THE STORY: The four baddest outlaws in country music got together to sing some of the best damn story songs in the history of music. They recorded three albums before Jennings passed away in 2002. Nuff said.
I remember the very first time I heard about The Highwaymen. I was an intern at Wizard, rooming with Brian Warmoth at Nyack College over the summer and he played a few songs from one of their records on his laptop. At the time I might have picked up one of those Walmart Johnn Cash Super Hits CDs or that might have come later, but I did have a general disdain towards country–you know the stuff they play on the radio or even VH1 sometimes. I didn’t realize there was so much better country out there. Anyway, he explained the supergroup to me, that it included Cash, Willie Nelson, Waylon Jennings and Kris Kristofferson. The idea of it was very intriguing. Later, during my senior year of college, I went to Walmart once again (there’s not a lot to do in Delaware, Ohio) and picked up a Super Hits Highwaymen CD. Damn, it’s good stuff. Since then, I’ve gone on to listen to lots more Cash and was blown away when I got Nelson’s Stardust earlier this year. The most I’ve listened to Jennings is on Highwaymen records and the only extra Kirstofferson stuff I’ve heard was on my SNL DVDs when he hosted way back in 1976 (he was better known to me for his turn in the Blade movies).

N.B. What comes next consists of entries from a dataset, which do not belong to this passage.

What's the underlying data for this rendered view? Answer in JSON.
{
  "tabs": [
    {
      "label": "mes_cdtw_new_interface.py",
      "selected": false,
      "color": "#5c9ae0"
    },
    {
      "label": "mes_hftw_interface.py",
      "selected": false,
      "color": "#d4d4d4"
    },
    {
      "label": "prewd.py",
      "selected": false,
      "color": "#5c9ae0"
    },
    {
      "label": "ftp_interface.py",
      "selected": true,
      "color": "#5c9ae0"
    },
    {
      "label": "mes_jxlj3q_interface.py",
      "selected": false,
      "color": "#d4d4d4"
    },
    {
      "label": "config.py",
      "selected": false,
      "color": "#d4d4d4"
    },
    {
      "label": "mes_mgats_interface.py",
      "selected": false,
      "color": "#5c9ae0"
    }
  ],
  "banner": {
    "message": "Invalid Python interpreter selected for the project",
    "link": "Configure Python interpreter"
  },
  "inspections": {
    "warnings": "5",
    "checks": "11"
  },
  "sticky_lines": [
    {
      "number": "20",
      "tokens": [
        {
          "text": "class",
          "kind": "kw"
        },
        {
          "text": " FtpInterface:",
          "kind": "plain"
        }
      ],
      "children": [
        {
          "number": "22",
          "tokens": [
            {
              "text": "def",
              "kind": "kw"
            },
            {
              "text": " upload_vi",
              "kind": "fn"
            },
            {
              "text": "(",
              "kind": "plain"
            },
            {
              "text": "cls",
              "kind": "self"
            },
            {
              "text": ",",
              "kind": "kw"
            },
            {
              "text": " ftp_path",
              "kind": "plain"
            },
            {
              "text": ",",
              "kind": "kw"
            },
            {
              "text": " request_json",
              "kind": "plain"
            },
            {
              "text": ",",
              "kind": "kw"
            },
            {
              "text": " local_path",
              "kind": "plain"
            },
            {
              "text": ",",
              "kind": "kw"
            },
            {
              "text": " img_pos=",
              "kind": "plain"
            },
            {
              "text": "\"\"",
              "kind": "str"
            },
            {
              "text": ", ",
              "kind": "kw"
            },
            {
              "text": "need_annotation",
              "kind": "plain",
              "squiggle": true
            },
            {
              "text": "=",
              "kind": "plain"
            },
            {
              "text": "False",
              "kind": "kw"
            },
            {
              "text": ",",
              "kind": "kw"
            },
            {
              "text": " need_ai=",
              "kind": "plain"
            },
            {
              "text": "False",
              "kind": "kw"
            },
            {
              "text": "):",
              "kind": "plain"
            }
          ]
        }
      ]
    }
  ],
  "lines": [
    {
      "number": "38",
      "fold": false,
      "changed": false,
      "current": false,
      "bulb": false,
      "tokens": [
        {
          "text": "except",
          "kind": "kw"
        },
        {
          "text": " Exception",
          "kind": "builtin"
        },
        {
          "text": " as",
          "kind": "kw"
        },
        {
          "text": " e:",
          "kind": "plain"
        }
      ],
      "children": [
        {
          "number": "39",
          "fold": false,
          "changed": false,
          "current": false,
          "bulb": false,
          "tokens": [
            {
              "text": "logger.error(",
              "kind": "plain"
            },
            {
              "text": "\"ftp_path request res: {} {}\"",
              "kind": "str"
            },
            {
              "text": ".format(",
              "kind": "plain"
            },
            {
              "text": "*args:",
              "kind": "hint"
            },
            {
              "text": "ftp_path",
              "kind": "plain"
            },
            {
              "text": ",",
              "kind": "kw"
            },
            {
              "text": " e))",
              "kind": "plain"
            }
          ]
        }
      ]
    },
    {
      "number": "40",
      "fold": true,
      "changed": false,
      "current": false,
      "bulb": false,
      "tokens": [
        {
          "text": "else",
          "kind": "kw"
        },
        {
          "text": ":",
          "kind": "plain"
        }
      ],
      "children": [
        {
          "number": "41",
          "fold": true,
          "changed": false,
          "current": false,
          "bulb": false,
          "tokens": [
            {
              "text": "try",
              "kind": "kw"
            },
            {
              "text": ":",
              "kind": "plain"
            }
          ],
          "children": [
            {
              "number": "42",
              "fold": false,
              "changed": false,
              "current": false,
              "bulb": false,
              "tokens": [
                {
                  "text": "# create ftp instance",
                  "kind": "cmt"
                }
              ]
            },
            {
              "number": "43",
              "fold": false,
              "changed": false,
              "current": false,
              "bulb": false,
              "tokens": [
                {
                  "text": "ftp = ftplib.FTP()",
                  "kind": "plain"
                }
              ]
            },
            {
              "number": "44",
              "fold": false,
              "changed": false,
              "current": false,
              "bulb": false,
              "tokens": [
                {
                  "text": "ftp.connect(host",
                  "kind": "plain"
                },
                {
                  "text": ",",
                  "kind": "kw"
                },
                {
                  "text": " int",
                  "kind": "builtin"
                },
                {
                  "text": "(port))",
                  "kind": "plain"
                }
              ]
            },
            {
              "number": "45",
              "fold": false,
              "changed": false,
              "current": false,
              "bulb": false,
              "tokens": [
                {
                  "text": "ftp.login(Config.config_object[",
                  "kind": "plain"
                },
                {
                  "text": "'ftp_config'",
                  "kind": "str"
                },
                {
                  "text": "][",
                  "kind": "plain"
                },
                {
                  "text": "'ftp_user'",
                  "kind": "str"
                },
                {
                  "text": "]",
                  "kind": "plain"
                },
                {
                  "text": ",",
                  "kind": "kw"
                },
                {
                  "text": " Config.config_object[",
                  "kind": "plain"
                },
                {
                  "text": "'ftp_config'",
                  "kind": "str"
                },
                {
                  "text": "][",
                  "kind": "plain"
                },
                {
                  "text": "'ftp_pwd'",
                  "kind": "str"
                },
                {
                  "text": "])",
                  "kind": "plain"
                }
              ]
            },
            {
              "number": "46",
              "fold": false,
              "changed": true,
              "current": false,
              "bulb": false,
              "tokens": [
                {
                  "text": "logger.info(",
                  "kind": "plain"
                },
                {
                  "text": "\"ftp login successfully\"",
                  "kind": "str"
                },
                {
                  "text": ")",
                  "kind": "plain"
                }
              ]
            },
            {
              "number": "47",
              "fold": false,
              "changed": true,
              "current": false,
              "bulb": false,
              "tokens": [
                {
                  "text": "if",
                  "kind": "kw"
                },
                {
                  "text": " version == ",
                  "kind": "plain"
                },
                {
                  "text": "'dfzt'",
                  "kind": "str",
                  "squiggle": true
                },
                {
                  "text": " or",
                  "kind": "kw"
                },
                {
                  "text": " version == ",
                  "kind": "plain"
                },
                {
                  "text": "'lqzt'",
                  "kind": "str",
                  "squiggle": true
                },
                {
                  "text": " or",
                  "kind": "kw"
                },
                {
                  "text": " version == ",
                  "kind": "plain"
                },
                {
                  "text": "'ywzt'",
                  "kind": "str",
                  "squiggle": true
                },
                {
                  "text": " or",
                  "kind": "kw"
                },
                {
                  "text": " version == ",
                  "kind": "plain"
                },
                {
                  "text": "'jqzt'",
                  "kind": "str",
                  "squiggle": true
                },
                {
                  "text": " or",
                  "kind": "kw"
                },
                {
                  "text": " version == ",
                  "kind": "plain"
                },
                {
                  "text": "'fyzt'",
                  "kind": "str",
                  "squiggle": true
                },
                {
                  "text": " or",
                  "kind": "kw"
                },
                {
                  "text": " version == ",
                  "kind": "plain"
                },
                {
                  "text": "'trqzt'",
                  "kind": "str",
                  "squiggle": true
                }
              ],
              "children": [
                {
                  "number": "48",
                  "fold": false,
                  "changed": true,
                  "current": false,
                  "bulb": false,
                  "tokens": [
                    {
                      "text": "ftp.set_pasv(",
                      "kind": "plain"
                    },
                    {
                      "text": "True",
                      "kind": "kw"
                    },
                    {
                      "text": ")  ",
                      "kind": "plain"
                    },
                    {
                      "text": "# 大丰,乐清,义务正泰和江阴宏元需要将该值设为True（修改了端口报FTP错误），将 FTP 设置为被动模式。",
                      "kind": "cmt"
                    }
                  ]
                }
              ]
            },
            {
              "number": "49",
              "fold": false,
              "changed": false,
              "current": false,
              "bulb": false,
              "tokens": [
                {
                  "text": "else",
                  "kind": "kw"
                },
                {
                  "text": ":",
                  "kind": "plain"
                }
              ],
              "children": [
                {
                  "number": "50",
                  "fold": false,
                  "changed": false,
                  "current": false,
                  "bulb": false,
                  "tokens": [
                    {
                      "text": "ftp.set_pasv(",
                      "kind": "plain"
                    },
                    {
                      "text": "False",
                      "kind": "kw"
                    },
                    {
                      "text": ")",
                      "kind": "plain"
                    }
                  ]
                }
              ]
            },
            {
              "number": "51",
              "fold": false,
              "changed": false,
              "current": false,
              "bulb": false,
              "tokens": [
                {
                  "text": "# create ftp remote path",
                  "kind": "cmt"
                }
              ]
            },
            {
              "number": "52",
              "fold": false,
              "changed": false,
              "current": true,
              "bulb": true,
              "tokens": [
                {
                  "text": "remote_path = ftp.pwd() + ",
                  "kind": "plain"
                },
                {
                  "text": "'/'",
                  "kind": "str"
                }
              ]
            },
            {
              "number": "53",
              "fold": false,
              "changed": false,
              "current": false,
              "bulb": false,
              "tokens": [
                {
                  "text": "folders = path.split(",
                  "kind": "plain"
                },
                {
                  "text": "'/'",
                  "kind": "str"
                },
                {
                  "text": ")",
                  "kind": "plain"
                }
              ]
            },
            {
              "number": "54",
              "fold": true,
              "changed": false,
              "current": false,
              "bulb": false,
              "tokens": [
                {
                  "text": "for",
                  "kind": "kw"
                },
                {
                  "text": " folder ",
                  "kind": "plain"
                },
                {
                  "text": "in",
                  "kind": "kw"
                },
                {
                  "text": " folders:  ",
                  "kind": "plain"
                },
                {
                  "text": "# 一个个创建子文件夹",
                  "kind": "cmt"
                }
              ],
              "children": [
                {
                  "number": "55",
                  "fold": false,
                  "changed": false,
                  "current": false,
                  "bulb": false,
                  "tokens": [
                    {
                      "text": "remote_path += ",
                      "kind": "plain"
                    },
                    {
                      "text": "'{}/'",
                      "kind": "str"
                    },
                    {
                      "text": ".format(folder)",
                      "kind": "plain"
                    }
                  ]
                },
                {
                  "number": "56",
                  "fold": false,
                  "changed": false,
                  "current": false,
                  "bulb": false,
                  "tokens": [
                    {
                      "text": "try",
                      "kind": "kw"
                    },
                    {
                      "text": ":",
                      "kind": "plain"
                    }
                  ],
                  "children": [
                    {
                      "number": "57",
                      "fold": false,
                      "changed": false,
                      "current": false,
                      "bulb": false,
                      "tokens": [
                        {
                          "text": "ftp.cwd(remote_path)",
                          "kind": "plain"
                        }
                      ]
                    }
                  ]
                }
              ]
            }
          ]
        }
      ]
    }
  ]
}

Earlier this year, I was lucky enough to come across the Highwaymen’s first record which was just called Highwayman. At the time, the band didn’t really have a name, they just went by their last names. It wasn’t much of a leap from Highwayman to Highwaymen and there you have it. Many of the tracks on the first record are on the Super Hits version I have, so they were familiar to me by the time I listened to it, but there were a few newbies like the Cash/Nelson sung “Committed To Parkview” a haunting track about two men in a mental institution. On their own, these guys were masters of the story-song, but together they’re like a Voltron of the form. Much like the Traveling Wilburys these four men came together to play some amazing music which retained their individual skills but also sounded awesome together. I’ve only listened to the Super Hits and the first record, but I’ve got my eye out for the other two and will look around to see if there’s any performance DVDs on Netflix. My one complaint about the recordings is that they’re kind of over-produced. You could have just put these guys in a room with their guitars, amps and a few mics and just put it on wax like Rick Rubin did with Cash towards the end of his life and also Neil Diamond on 12 Songs. Maybe a more lo-fi remaster is in order.